J’avais attendu longtemps avant de lire ce livre, il était là tout proche prenant, depuis de longs mois déjà, la poussière sur l’une de mes étagères. C’est un livre que j’avais acheté d’occasion, je ne sais pas ce qui a poussé son ancien propriétaire à le revendre mais je ne pense pas que ce soit lié à la qualité du texte. Après l’avoir lu, j’ai dû encore attendre longtemps avant de m’atteler à la rédaction de ce billet tant la claque je j’avais reçu lors de la lecture des âmes grises était grande.
Je ne savais pas comment aborder le sujet. Je ne le sais toujours pas mais j’ai le réconfort de m’être donné le temps d’y réfléchir. Un petit village pendant la première guerre mondiale, tout proche du front. La vie de ce village ou transpire le mal-être pour tous les hommes. Ce malaise de ne pas être au front, mais un soulagement parfois, lorsque l’on voit débarquer ces gueules cassées, ces chairs meurtries. Soulagement bien éphémère qui tourne vite à l’aigre sous les assauts du remord. Cette proximité de la mort pèse même si elle n’est pas au coeur de l’histoire mais là toute proche, menaçante, vivre près d’une précipice n’est pas simple.
La vie dans ce village est bouleversée par une triste affaire, un meurtre à vrai dire, comme si la guerre ne faisait pas assez de victimes. Des hommes et de femmes englués dans cette histoire: le juge, le procureur et le narrateur…

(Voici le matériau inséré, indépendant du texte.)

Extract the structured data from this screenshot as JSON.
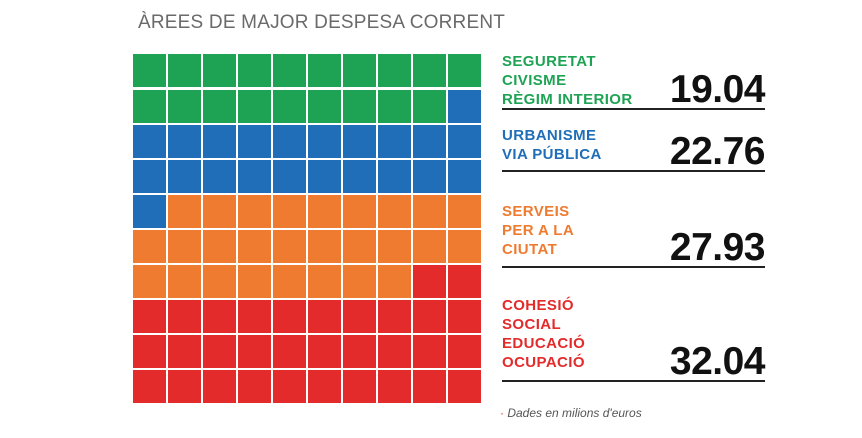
{
  "chart_data": {
    "type": "waffle",
    "title": "ÀREES DE MAJOR DESPESA CORRENT",
    "grid": {
      "columns": 10,
      "rows": 10
    },
    "series": [
      {
        "name": "SEGURETAT\nCIVISME\nRÈGIM INTERIOR",
        "value_label": "19.04",
        "value": 19.04,
        "cells": 19,
        "color": "#1ea354"
      },
      {
        "name": "URBANISME\nVIA PÚBLICA",
        "value_label": "22.76",
        "value": 22.76,
        "cells": 22,
        "color": "#1f6eb7"
      },
      {
        "name": "SERVEIS\nPER A LA\nCIUTAT",
        "value_label": "27.93",
        "value": 27.93,
        "cells": 27,
        "color": "#ef7b30"
      },
      {
        "name": "COHESIÓ\nSOCIAL\nEDUCACIÓ\nOCUPACIÓ",
        "value_label": "32.04",
        "value": 32.04,
        "cells": 32,
        "color": "#e32b2b"
      }
    ],
    "footnote_marker": "·",
    "footnote": "Dades en milions d'euros"
  }
}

Le schéma narratif est implacable, Philippe Claudel fait preuve d’une parfaite maîtrise, impressionnante. Le lecteur ne peut poser le livre avant d’avoir atteint la dernière page. Le récit, l’histoire est d’une intelligence rare, on est bien loin des blockbusters que l’on a trop l’habitude d’avaler sans les savourer comme on mange dans un fast-food. Et, comme si ça ne suffisait pas, il y a les ambiances, le langage, chaque mot est choisi avec soin pour qu’il ait le plus d’impact possible, pour nous faire ressentir, au plus profond de nous, tout le poids de cette histoire. Il est donc possible de réaliser une oeuvre à la fois intelligente, belle et passionnante. C’est un livre qui restera, l’un de ceux qui deviendra, sans nul doute, un classique.
Philippe Claudel, Les âmes grises, Le Livre de Poche, 2006, 279 p, Amazon.